Os resultados de uma experiência representativa para quantificar a extensão cumulativa e taxa de lípido e o transporte da droga através do sistema linfático intestinal após o parto utilizando o modelo de canulação da linfa mesentéricos são mostrados na Figura 4 e na Figura 5. Nesta experiência, 200 ug do modelo lipofílico halofantrina fármaco foi administrado dentro do duodeno de ratos ao longo de 2 horas, em uma formulação contendo 40 mg de ácido oleico (incluindo 2-5 uCi de 14 C-ácido oleico) e 7,1 mg de 2-mono-oleína disperso em 5,6 ml de 5 mM de taurocolato de sódio em tampão fosfato pH 6,9 solução salina. Após a administração de formulação os ratos foram re-hidratadas, a uma taxa de 2,8 ml / h com uma solução salina normal infundida no duodeno. A linfa foi recolhido continuamente em tubos trocadas a cada hora, durante 10 horas. A formulação foi preparada, e a experiência realizada, de acordo com um protocolo descrito anteriormente para uma formulação contendo todos os mesmos CompOnentos, exceto que não incluem 2-monooleina 43.

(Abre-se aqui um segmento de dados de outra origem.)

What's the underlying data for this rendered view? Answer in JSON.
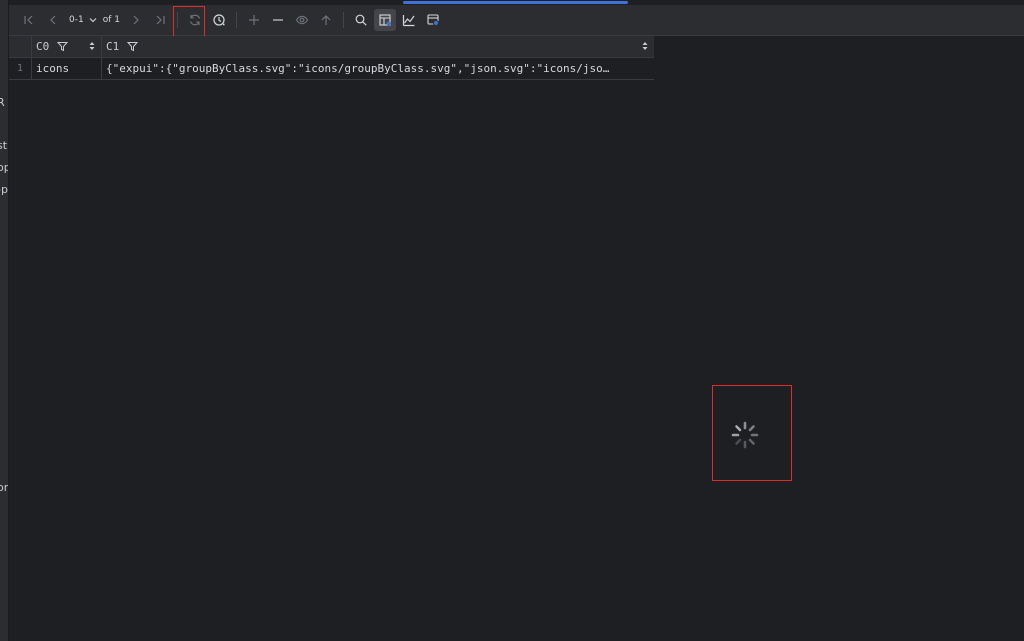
{
  "left_strip": {
    "fragments": [
      "R",
      "st",
      "op",
      "-p",
      "or"
    ]
  },
  "toolbar": {
    "page_range": "0-1",
    "page_total": "of 1",
    "icons": {
      "first_page": "first-page-icon",
      "prev_page": "previous-page-icon",
      "next_page": "next-page-icon",
      "last_page": "last-page-icon",
      "reload": "reload-icon",
      "history": "history-icon",
      "add_row": "add-row-icon",
      "delete_row": "delete-row-icon",
      "preview": "preview-icon",
      "submit": "submit-icon",
      "search": "search-icon",
      "view_mode": "view-mode-icon",
      "chart": "chart-icon",
      "settings": "table-settings-icon"
    }
  },
  "grid": {
    "columns": [
      "C0",
      "C1"
    ],
    "rows": [
      {
        "num": "1",
        "c0": "icons",
        "c1": "{\"expui\":{\"groupByClass.svg\":\"icons/groupByClass.svg\",\"json.svg\":\"icons/jso…"
      }
    ]
  },
  "colors": {
    "background": "#1e1f22",
    "toolbar": "#2b2d30",
    "highlight": "#e02b2b",
    "accent": "#3f72d6"
  }
}
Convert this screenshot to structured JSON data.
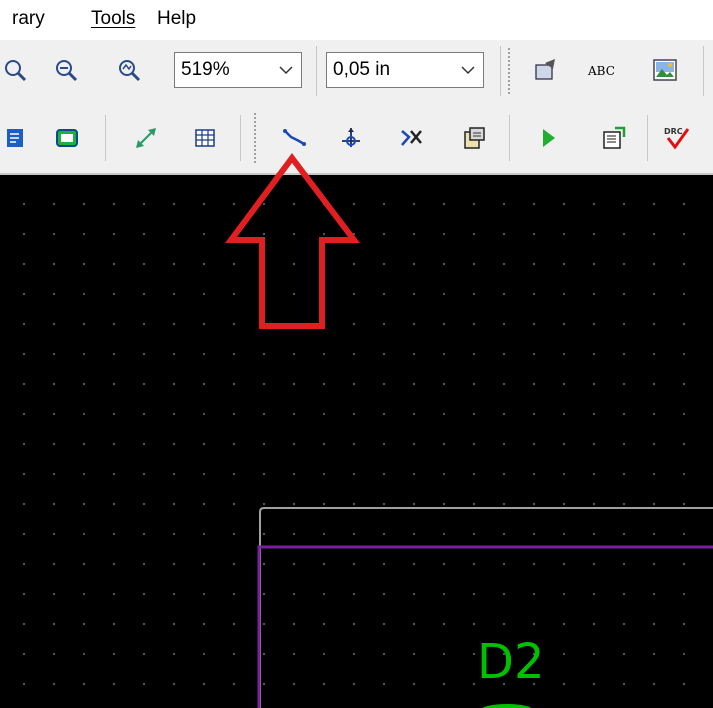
{
  "menu": {
    "library": "rary",
    "tools": "Tools",
    "help": "Help"
  },
  "toolbar": {
    "zoom_level": "519%",
    "grid_size": "0,05 in",
    "text_tool_label": "ABC",
    "drc_label": "DRC"
  },
  "canvas": {
    "component_reference": "D2",
    "background_color": "#000000",
    "grid_dot_color": "#5a5a5a",
    "board_outline_color": "#a0a0a0",
    "courtyard_color": "#7a1fa0",
    "silkscreen_color": "#00c000"
  },
  "annotation": {
    "arrow_color": "#e02020",
    "points_to": "route-track-tool"
  },
  "icons": [
    "zoom-in-icon",
    "zoom-out-icon",
    "zoom-fit-icon",
    "module-editor-icon",
    "text-icon",
    "image-icon",
    "net-inspector-icon",
    "board-icon",
    "measure-icon",
    "grid-icon",
    "route-track-icon",
    "add-via-icon",
    "delete-track-icon",
    "module-properties-icon",
    "run-icon",
    "export-icon",
    "drc-icon"
  ]
}
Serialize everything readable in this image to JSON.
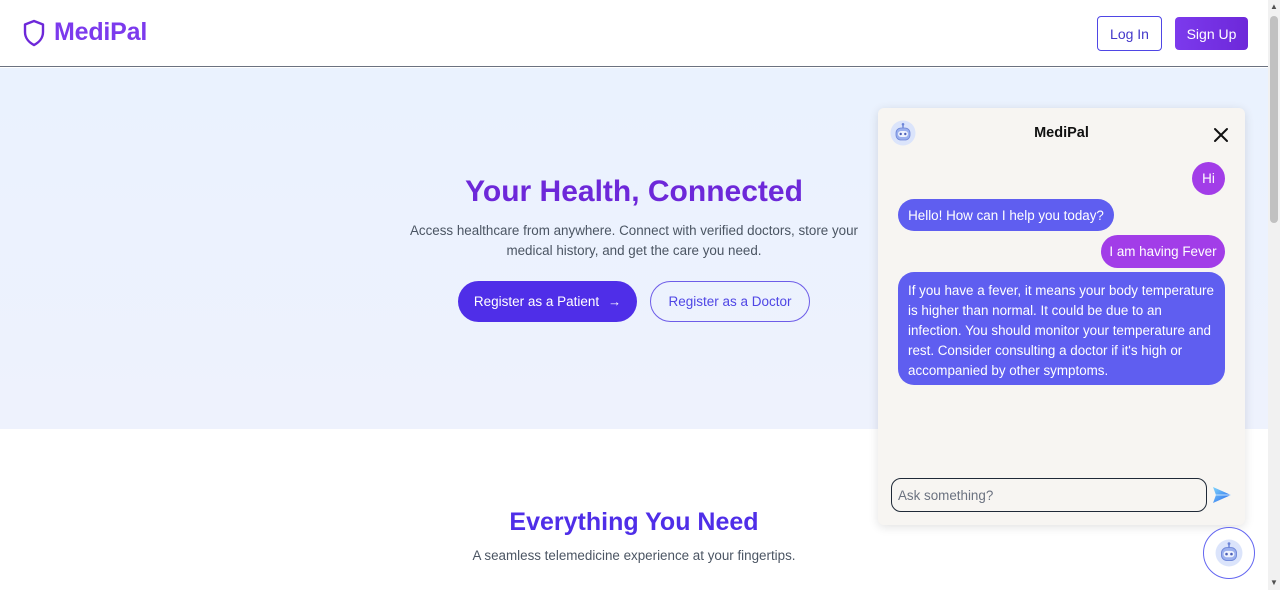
{
  "header": {
    "brand": "MediPal",
    "login_label": "Log In",
    "signup_label": "Sign Up"
  },
  "hero": {
    "title": "Your Health, Connected",
    "description": "Access healthcare from anywhere. Connect with verified doctors, store your medical history, and get the care you need.",
    "patient_button": "Register as a Patient",
    "patient_button_arrow": "→",
    "doctor_button": "Register as a Doctor"
  },
  "features": {
    "title": "Everything You Need",
    "subtitle": "A seamless telemedicine experience at your fingertips."
  },
  "chat": {
    "title": "MediPal",
    "messages": [
      {
        "role": "user",
        "text": "Hi"
      },
      {
        "role": "bot",
        "text": "Hello! How can I help you today?"
      },
      {
        "role": "user",
        "text": "I am having Fever"
      },
      {
        "role": "bot",
        "text": "If you have a fever, it means your body temperature is higher than normal. It could be due to an infection. You should monitor your temperature and rest. Consider consulting a doctor if it's high or accompanied by other symptoms."
      }
    ],
    "input_placeholder": "Ask something?",
    "input_value": ""
  },
  "icons": {
    "brand": "shield-icon",
    "chat_avatar": "robot-icon",
    "close": "close-icon",
    "send": "send-icon",
    "fab": "robot-icon"
  },
  "colors": {
    "brand": "#7c3aed",
    "primary": "#4f2ee8",
    "user_bubble": "#a23de8",
    "bot_bubble": "#5f5ef0",
    "hero_bg": "#eaf2fe"
  }
}
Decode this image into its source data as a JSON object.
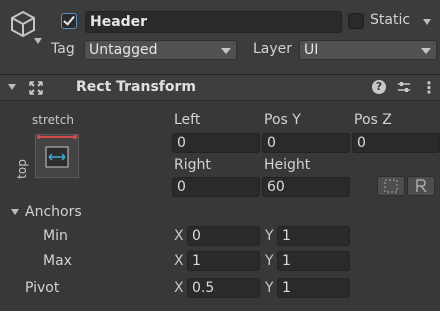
{
  "header": {
    "active": true,
    "name": "Header",
    "static_label": "Static",
    "static_checked": false,
    "tag_label": "Tag",
    "tag_value": "Untagged",
    "layer_label": "Layer",
    "layer_value": "UI"
  },
  "component": {
    "title": "Rect Transform",
    "help_icon_glyph": "?",
    "menu_icon_glyph": "⋮",
    "anchor_preset_top": "stretch",
    "anchor_preset_side": "top"
  },
  "fields": {
    "left_label": "Left",
    "left_value": "0",
    "posy_label": "Pos Y",
    "posy_value": "0",
    "posz_label": "Pos Z",
    "posz_value": "0",
    "right_label": "Right",
    "right_value": "0",
    "height_label": "Height",
    "height_value": "60"
  },
  "anchors": {
    "label": "Anchors",
    "min_label": "Min",
    "min_x": "0",
    "min_y": "1",
    "max_label": "Max",
    "max_x": "1",
    "max_y": "1",
    "x_axis": "X",
    "y_axis": "Y"
  },
  "pivot": {
    "label": "Pivot",
    "x": "0.5",
    "y": "1"
  },
  "colors": {
    "panel_bg": "#383838",
    "header_bg": "#3e3e3e",
    "field_bg": "#2a2a2a",
    "accent": "#5c8fc7"
  },
  "icons": {
    "gameobject": "cube-icon",
    "rect_transform": "rect-transform-icon",
    "help": "help-icon",
    "presets": "sliders-icon",
    "menu": "kebab-menu-icon",
    "blueprint": "blueprint-mode-icon",
    "raw": "raw-edit-icon"
  }
}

Como mostrado na Figura 4, nestas condições experimentais a taxa de fluxo de linfa significativo para ratos canulados com sucesso foi entre 0,4-1,3 ml / h. Em alguns ratos, a taxa de fluxo de linfa foi ligeiramente inferior no primeiro 1-3 hr seguinte cannulation e depois aumentou. Isto é comumente visto seguinte cannulation linfa. Também mostrado na Figura 4 é a taxa de fluxo da linfa para uma experiência sem êxito. Neste caso, a taxa de fluxo manteve-se substancialmente menor do que a observada nas experiências com sucesso em todo o período de recolha. Do mesmo modo, o transporte linfático cumulativa de triglicéridos e halofantrina era substancialmente inferior na experiência sem êxito (Figura 5A e B). O transporte halofantrine cumulativa média no grupo de sucesso foi de 15,1% da dose, o transporte de triglicerídeos acumulada foi de 61 mg mais de 10 horas e a proporção da r administradosadiolabelled dose de lípido transportado exógeno na linfa foi de 54% (Figura 5C). Estes valores não são significativamente diferentes ao observado previamente para a formulação semelhante que continha os mesmos componentes, excepto para a ausência de mono-oleína 2-43 (Tabela 1). Isto sugere que as formulações que contêm os ácidos gordos na ausência de uma fonte de monoglicérido lípido semelhante pode suportar o transporte da droga e na linfa para aqueles que contêm monoglicérido. Este resultado é descrito adiante na seção de discussão.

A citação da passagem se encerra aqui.